I: Inwieweit trifft der Krieg Dich selbst, obwohl der in Afghanistan stattfindet?
W: Ich glaub, die Kriege haben weltweit eine Auswirkung, auch bei uns. Auch wenn wir sie jetzt nicht direkt spüren, aber irgendwo ist diese Auswirkung.
I: Kann das mit der Angst zu tun haben, Krieg könnte auch dich persönlich treffen – Ganz konkret?
W: Auch, aber nicht so sehr. Es ist eher Angst um die Welt, die ich hab, weil ich fühl mich nicht nur in mir selbst, ich fühle auch ziemlich mit anderen mit.
I: Gibt es jemanden von Euch, der Angst noch konkreter fassen kann und sagt: „Ich hab wirklich Angst davor, dass Krieg mich persönlich trifft.“
W: Ich glaube irgendwie, wenn es einen nicht persönlich betrifft, dann kann man es sich nicht vorstellen, wie es wirklich ist. Deswegen kann ich gar nicht sagen, dass ich Angst davor hab, dass es hier Krieg geben könnte. Erst wenn es soweit ist, dann kann ich das irgendwie fassen. Aber so? Ich glaub, das ist für mich zu weit weg.
W: Man kann diese Angst nicht spüren. Bei uns ist es einfach anders. Ich meine, wenn man Bilder sieht, dann fühl ich was anderes als Angst.
I: Was?
W: Es ist eher so was wie Trauer – aber keine Angst.
I: Es ist keine Angst, dass es existenziell um Euer Leben gehen könnte?
W: Ich glaub, das muss man miterlebt haben, um so was wirklich zu fühlen.
I: Das Thema Afghanistan steht auch immer in Verbindung mit „Terrorismus“ und natürlich haben Menschen in Europa Angst, dass Terrorismus auch sie treffen könnte. Kennt ihr diese Angst?

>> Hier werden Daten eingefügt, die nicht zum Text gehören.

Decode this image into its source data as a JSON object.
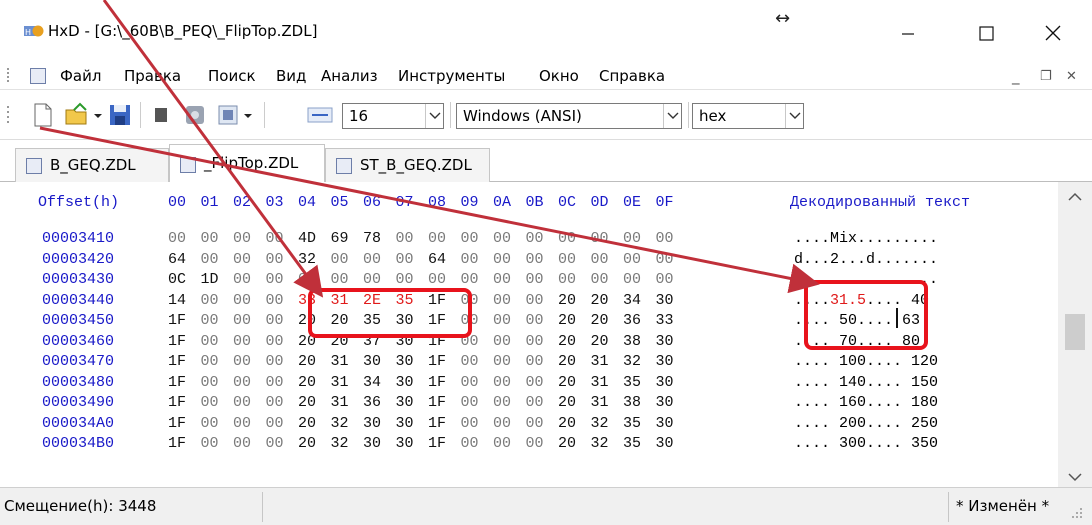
{
  "window": {
    "title": "HxD - [G:\\_60B\\B_PEQ\\_FlipTop.ZDL]",
    "app_icon_label": "HxD",
    "resize_indicator": "↔",
    "minimize_glyph": "—",
    "maximize_glyph": "☐",
    "close_glyph": "✕"
  },
  "menu": {
    "items": [
      "Файл",
      "Правка",
      "Поиск",
      "Вид",
      "Анализ",
      "Инструменты",
      "Окно",
      "Справка"
    ],
    "mdi_controls": [
      "_",
      "❐",
      "✕"
    ]
  },
  "toolbar": {
    "bytes_per_row": "16",
    "charset": "Windows (ANSI)",
    "offset_base": "hex"
  },
  "tabs": [
    {
      "label": "B_GEQ.ZDL",
      "active": false
    },
    {
      "label": "_FlipTop.ZDL",
      "active": true
    },
    {
      "label": "ST_B_GEQ.ZDL",
      "active": false
    }
  ],
  "hex": {
    "header_offset": "Offset(h)",
    "columns": [
      "00",
      "01",
      "02",
      "03",
      "04",
      "05",
      "06",
      "07",
      "08",
      "09",
      "0A",
      "0B",
      "0C",
      "0D",
      "0E",
      "0F"
    ],
    "header_decoded": "Декодированный текст",
    "rows": [
      {
        "offset": "00003410",
        "bytes": [
          "00",
          "00",
          "00",
          "00",
          "4D",
          "69",
          "78",
          "00",
          "00",
          "00",
          "00",
          "00",
          "00",
          "00",
          "00",
          "00"
        ],
        "text": "....Mix........."
      },
      {
        "offset": "00003420",
        "bytes": [
          "64",
          "00",
          "00",
          "00",
          "32",
          "00",
          "00",
          "00",
          "64",
          "00",
          "00",
          "00",
          "00",
          "00",
          "00",
          "00"
        ],
        "text": "d...2...d......."
      },
      {
        "offset": "00003430",
        "bytes": [
          "0C",
          "1D",
          "00",
          "00",
          "00",
          "00",
          "00",
          "00",
          "00",
          "00",
          "00",
          "00",
          "00",
          "00",
          "00",
          "00"
        ],
        "text": "................"
      },
      {
        "offset": "00003440",
        "bytes": [
          "14",
          "00",
          "00",
          "00",
          "33",
          "31",
          "2E",
          "35",
          "1F",
          "00",
          "00",
          "00",
          "20",
          "20",
          "34",
          "30"
        ],
        "text": "....31.5....  40"
      },
      {
        "offset": "00003450",
        "bytes": [
          "1F",
          "00",
          "00",
          "00",
          "20",
          "20",
          "35",
          "30",
          "1F",
          "00",
          "00",
          "00",
          "20",
          "20",
          "36",
          "33"
        ],
        "text": "....  50....  63"
      },
      {
        "offset": "00003460",
        "bytes": [
          "1F",
          "00",
          "00",
          "00",
          "20",
          "20",
          "37",
          "30",
          "1F",
          "00",
          "00",
          "00",
          "20",
          "20",
          "38",
          "30"
        ],
        "text": "....  70....  80"
      },
      {
        "offset": "00003470",
        "bytes": [
          "1F",
          "00",
          "00",
          "00",
          "20",
          "31",
          "30",
          "30",
          "1F",
          "00",
          "00",
          "00",
          "20",
          "31",
          "32",
          "30"
        ],
        "text": ".... 100.... 120"
      },
      {
        "offset": "00003480",
        "bytes": [
          "1F",
          "00",
          "00",
          "00",
          "20",
          "31",
          "34",
          "30",
          "1F",
          "00",
          "00",
          "00",
          "20",
          "31",
          "35",
          "30"
        ],
        "text": ".... 140.... 150"
      },
      {
        "offset": "00003490",
        "bytes": [
          "1F",
          "00",
          "00",
          "00",
          "20",
          "31",
          "36",
          "30",
          "1F",
          "00",
          "00",
          "00",
          "20",
          "31",
          "38",
          "30"
        ],
        "text": ".... 160.... 180"
      },
      {
        "offset": "000034A0",
        "bytes": [
          "1F",
          "00",
          "00",
          "00",
          "20",
          "32",
          "30",
          "30",
          "1F",
          "00",
          "00",
          "00",
          "20",
          "32",
          "35",
          "30"
        ],
        "text": ".... 200.... 250"
      }
    ],
    "partial_row": {
      "offset": "000034B0",
      "bytes": [
        "1F",
        "00",
        "00",
        "00",
        "20",
        "32",
        "30",
        "30",
        "1F",
        "00",
        "00",
        "00",
        "20",
        "32",
        "35",
        "30"
      ],
      "text": ".... 300.... 350"
    },
    "highlight_row": "00003440",
    "highlight_bytes": [
      "33",
      "31",
      "2E",
      "35"
    ],
    "highlight_text": "31.5",
    "highlight_color": "#e01a1a",
    "annotation_color": "#c0303a"
  },
  "status": {
    "offset": "Смещение(h): 3448",
    "modified": "* Изменён *"
  }
}
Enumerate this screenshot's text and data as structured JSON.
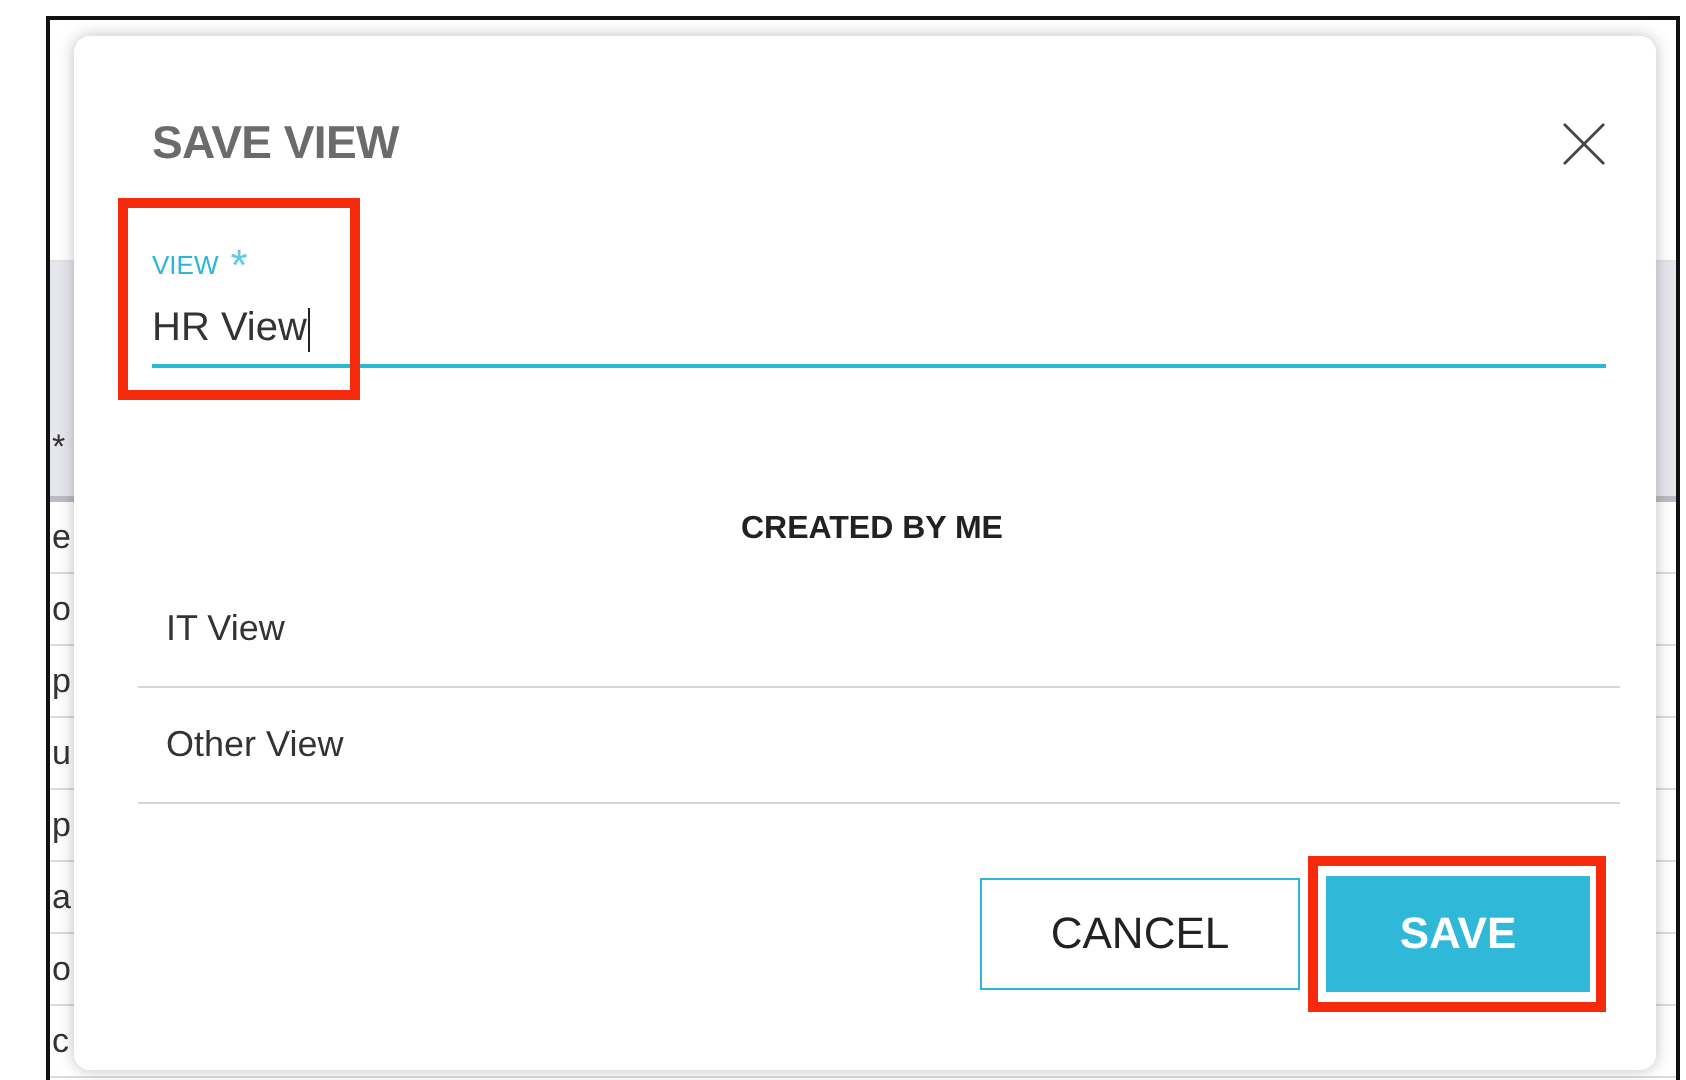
{
  "background_table": {
    "header_cell": "*",
    "rows": [
      "e",
      "o",
      "p",
      "u",
      "p",
      "a",
      "o",
      "c"
    ]
  },
  "dialog": {
    "title": "SAVE VIEW",
    "field": {
      "label": "VIEW",
      "required_mark": "*",
      "value": "HR View",
      "focused": true,
      "highlighted": true
    },
    "section_heading": "CREATED BY ME",
    "views": [
      {
        "name": "IT View"
      },
      {
        "name": "Other View"
      }
    ],
    "buttons": [
      {
        "label": "CANCEL",
        "kind": "secondary",
        "highlighted": false
      },
      {
        "label": "SAVE",
        "kind": "primary",
        "highlighted": true
      }
    ]
  }
}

W: Also, ich weiß, dass andere Leute Angst haben, wenn sie fliegen oder dass sie sich einfach Gedanken machen, das könnte auch mal hier sein. Deutschland ist ja z. B. in Afghanistan mit Soldaten vertreten. Da haben auch Leute was dagegen. Bei mir persönlich ist es nicht so. Ich hab da noch ein Vertrauen, dass es mich nicht trifft oder dass es bei uns noch so sicher ist. Aber ich glaub, es gibt in Salzburg Leute, die Angst haben, auch vor Terroristen.
I: Ein bekannter Schriftsteller hat einmal gesagt, dass, wenn nicht endlich die Probleme der sogenannten dritten Welt gelöst würden, der Terrorismus über kurz oder lang auch bei uns im Westen zur alltäglichen Erfahrung werden könnte. Was sagt ihr dazu? Könnt ihr das nachvollziehen oder würdet ihr sagen, das ist Panikmache?
M: Ja, für uns ist Terror etwas ganz Spezielles, weil es ihn in Europa vorher nicht so gegeben hat – außer in Nordirland oder im Baskenland. Aber Menschen in Südamerika etwa, die sind schon immer mit Terror konfrontiert gewesen, damit, dass sie von irgendwelchen Leuten bedroht werden, dass irgendjemand kommt und ihnen ihre Sachen nimmt. Darum glaub ich, dass die Angst bei uns größer ist, weil es einfach was Neues ist.
I: Das heißt, wer alltäglich Erfahrung mit Krieg hat, eventuell sogar wenige Angst empfindet als jemand, der das gar nicht kennt, das nur im Kopf hat?
M: Irgendwann bildet man auch eine Schutzschicht gegen so was.
W: Ich glaube, wir waren uns immer sicher, dass in Europa oder auch in Amerika eigentlich nichts passieren kann. Wir haben Sicherheit, eine gute Politik, halten die Menschenrechte hoch und jetzt kommen da Leute und jagen sich irgendwo in die Luft. Das ist natürlich ein Schock für viele.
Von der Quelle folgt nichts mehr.